My ex-husband was deported for life, and I want to know if there’s a way to transfer his custody rights to my son’s godparents. Specifically, I want his godmother to have custody, and her husband to have some legal authority, so if my son is with them and something happens, they can take him to the hospital or make necessary decisions without needing to track me down.
I still want to keep my share of custody, but since they’ve helped me raise him since birth and treat him as their own, I trust them completely. My son is now 8, and his father has been out of his life since he was 4 months old.
Does anyone know the best way to do this while keeping my rights as his mother? I also want to make sure that if anything happens to me, my son goes to them and not into the system. Any advice?
Are you in the U.S.? I don’t think you fully understand how custody works here.
If your ex had shared custody before he was deported, you need to have that officially changed in court.
You don’t have to give anyone ‘half’ custody to have them involved in your child’s life. You can give them a limited power of attorney so they can seek medical care if needed.
Your child can spend as much time with them as you allow.
If you’re worried about what happens if something happens to you, speak to a lawyer about setting up guardianship.

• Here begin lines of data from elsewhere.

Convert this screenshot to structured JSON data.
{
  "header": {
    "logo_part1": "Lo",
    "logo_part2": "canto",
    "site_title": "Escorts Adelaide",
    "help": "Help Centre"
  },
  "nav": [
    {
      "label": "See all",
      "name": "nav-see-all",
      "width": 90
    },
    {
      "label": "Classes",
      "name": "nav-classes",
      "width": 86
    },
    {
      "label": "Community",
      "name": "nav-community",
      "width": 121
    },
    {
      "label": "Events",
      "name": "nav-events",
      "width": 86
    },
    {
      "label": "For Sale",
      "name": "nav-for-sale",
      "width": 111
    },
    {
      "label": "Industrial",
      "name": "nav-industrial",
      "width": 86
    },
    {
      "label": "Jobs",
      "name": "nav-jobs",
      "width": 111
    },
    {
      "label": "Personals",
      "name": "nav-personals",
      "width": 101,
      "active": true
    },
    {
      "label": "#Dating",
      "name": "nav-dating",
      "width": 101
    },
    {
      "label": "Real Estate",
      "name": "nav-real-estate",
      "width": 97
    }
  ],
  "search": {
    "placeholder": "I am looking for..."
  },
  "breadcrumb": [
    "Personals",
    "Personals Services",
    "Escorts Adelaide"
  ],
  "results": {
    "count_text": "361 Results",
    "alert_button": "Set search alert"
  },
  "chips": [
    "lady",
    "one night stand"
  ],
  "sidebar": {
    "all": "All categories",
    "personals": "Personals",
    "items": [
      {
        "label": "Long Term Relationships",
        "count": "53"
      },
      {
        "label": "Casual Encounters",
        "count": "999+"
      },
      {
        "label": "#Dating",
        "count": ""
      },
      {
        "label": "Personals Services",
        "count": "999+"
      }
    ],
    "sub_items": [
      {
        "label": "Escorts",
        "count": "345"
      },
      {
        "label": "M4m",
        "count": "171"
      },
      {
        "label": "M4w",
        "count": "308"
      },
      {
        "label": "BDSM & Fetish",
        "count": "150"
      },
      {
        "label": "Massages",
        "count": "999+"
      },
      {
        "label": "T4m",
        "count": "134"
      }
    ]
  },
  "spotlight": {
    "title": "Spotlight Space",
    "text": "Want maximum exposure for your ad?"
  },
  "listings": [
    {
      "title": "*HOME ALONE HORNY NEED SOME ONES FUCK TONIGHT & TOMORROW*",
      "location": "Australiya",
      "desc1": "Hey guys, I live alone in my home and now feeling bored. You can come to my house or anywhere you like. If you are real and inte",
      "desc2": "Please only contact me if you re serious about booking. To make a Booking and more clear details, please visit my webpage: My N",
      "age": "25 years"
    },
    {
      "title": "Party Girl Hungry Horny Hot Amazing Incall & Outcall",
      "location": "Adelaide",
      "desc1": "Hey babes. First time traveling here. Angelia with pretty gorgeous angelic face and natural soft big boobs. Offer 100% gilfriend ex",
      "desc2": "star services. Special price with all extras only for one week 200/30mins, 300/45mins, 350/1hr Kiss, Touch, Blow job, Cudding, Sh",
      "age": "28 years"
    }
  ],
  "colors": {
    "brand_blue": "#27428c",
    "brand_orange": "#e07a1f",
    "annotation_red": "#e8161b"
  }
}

If it’s a real emergency, paramedics and doctors will treat your son without needing permission. They don’t stop to ask for signatures when saving lives.
You don’t need to transfer custody. Instead, you should talk to a lawyer about setting up a power of attorney, a will, and possibly a trust. This way, they can care for your child if needed without giving up your parental rights.

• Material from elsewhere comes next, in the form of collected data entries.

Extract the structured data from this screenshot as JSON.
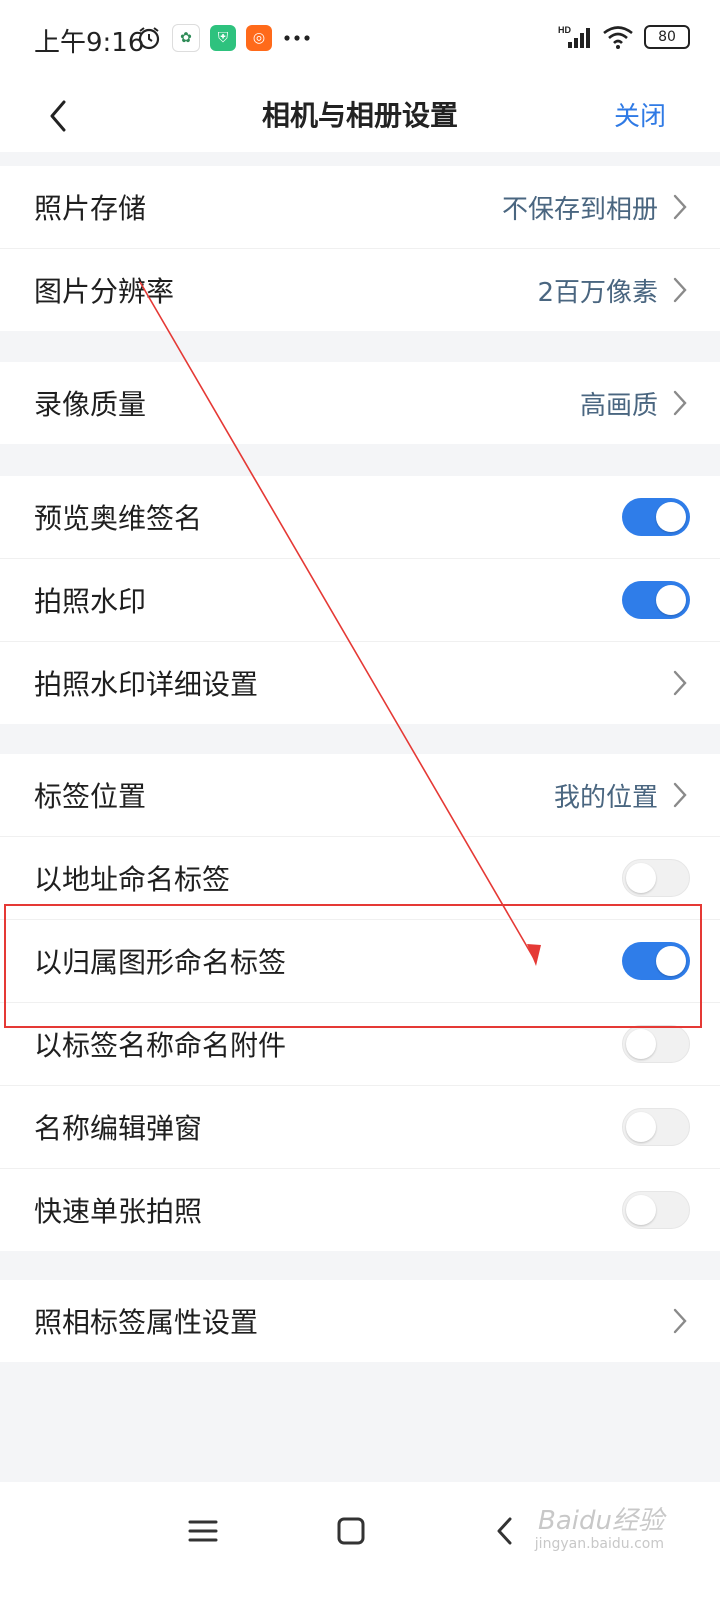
{
  "status_bar": {
    "time": "上午9:16",
    "battery": "80"
  },
  "nav": {
    "title": "相机与相册设置",
    "close_label": "关闭"
  },
  "group1": [
    {
      "label": "照片存储",
      "value": "不保存到相册"
    },
    {
      "label": "图片分辨率",
      "value": "2百万像素"
    }
  ],
  "group2": [
    {
      "label": "录像质量",
      "value": "高画质"
    }
  ],
  "group3": [
    {
      "label": "预览奥维签名",
      "toggle": true
    },
    {
      "label": "拍照水印",
      "toggle": true
    },
    {
      "label": "拍照水印详细设置"
    }
  ],
  "group4": [
    {
      "label": "标签位置",
      "value": "我的位置"
    },
    {
      "label": "以地址命名标签",
      "toggle": false
    },
    {
      "label": "以归属图形命名标签",
      "toggle": true
    },
    {
      "label": "以标签名称命名附件",
      "toggle": false
    },
    {
      "label": "名称编辑弹窗",
      "toggle": false
    },
    {
      "label": "快速单张拍照",
      "toggle": false
    }
  ],
  "group5": [
    {
      "label": "照相标签属性设置"
    }
  ],
  "watermark": {
    "text": "Baidu经验",
    "sub": "jingyan.baidu.com"
  },
  "colors": {
    "accent": "#2f7ae5",
    "value_text": "#4a6680",
    "annotation": "#e53935",
    "background": "#f4f5f7"
  }
}
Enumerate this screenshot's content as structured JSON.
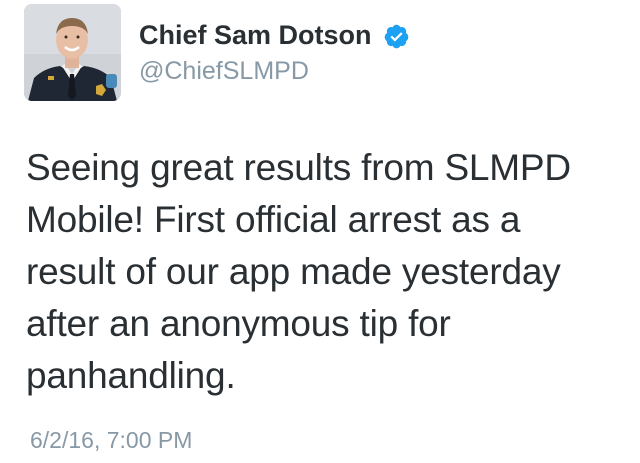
{
  "author": {
    "display_name": "Chief Sam Dotson",
    "handle": "@ChiefSLMPD",
    "verified": true
  },
  "tweet": {
    "lines": [
      "Seeing great results from SLMPD",
      "Mobile! First official arrest as a",
      "result of our app made yesterday",
      "after an anonymous tip for",
      "panhandling."
    ],
    "timestamp": "6/2/16, 7:00 PM"
  },
  "colors": {
    "text": "#292f33",
    "muted": "#8899a6",
    "verified_badge": "#1da1f2"
  },
  "icons": {
    "verified": "verified-badge-icon",
    "avatar": "profile-photo"
  }
}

When my kids were little, I had a notarized letter giving my parents permission to make medical and legal decisions for them in emergencies. A lawyer helped me write it up.
You should go back to court to officially get full custody. That way, you won’t run into problems where a doctor or school asks for the other parent’s signature, which isn’t possible.
If you want your son’s godparents to be able to make emergency decisions, what you need is a power of attorney. That lets them act on your behalf when you’re not available, but it doesn’t take away your rights as his parent.
You sound worried about what happens if you can’t care for your child and he has no other relatives nearby.
Do NOT sign over custody. Instead, talk to a lawyer about setting up a will, a power of attorney, and letters of permission for his godparents. If his father is out of the picture, you might also want to make sure he can’t try to come back into your son’s life unexpectedly.
No, no, no. You already have custody. Talk to a lawyer to make sure you have full legal custody so you don’t run into problems needing the other parent’s signature for things.
You don’t need to give away custody to let someone else take care of your kid when needed. Just give them legal permission to handle medical issues if you’re unavailable. I’m a single mom, and my parents help a lot. That doesn’t mean they need custody.
I have a power of attorney for my stepdaughter because my husband works out of state a lot. Her mom was fine with it since she’s with us most of the year. You should get a lawyer to write one up so you and the godparents know exactly what’s allowed.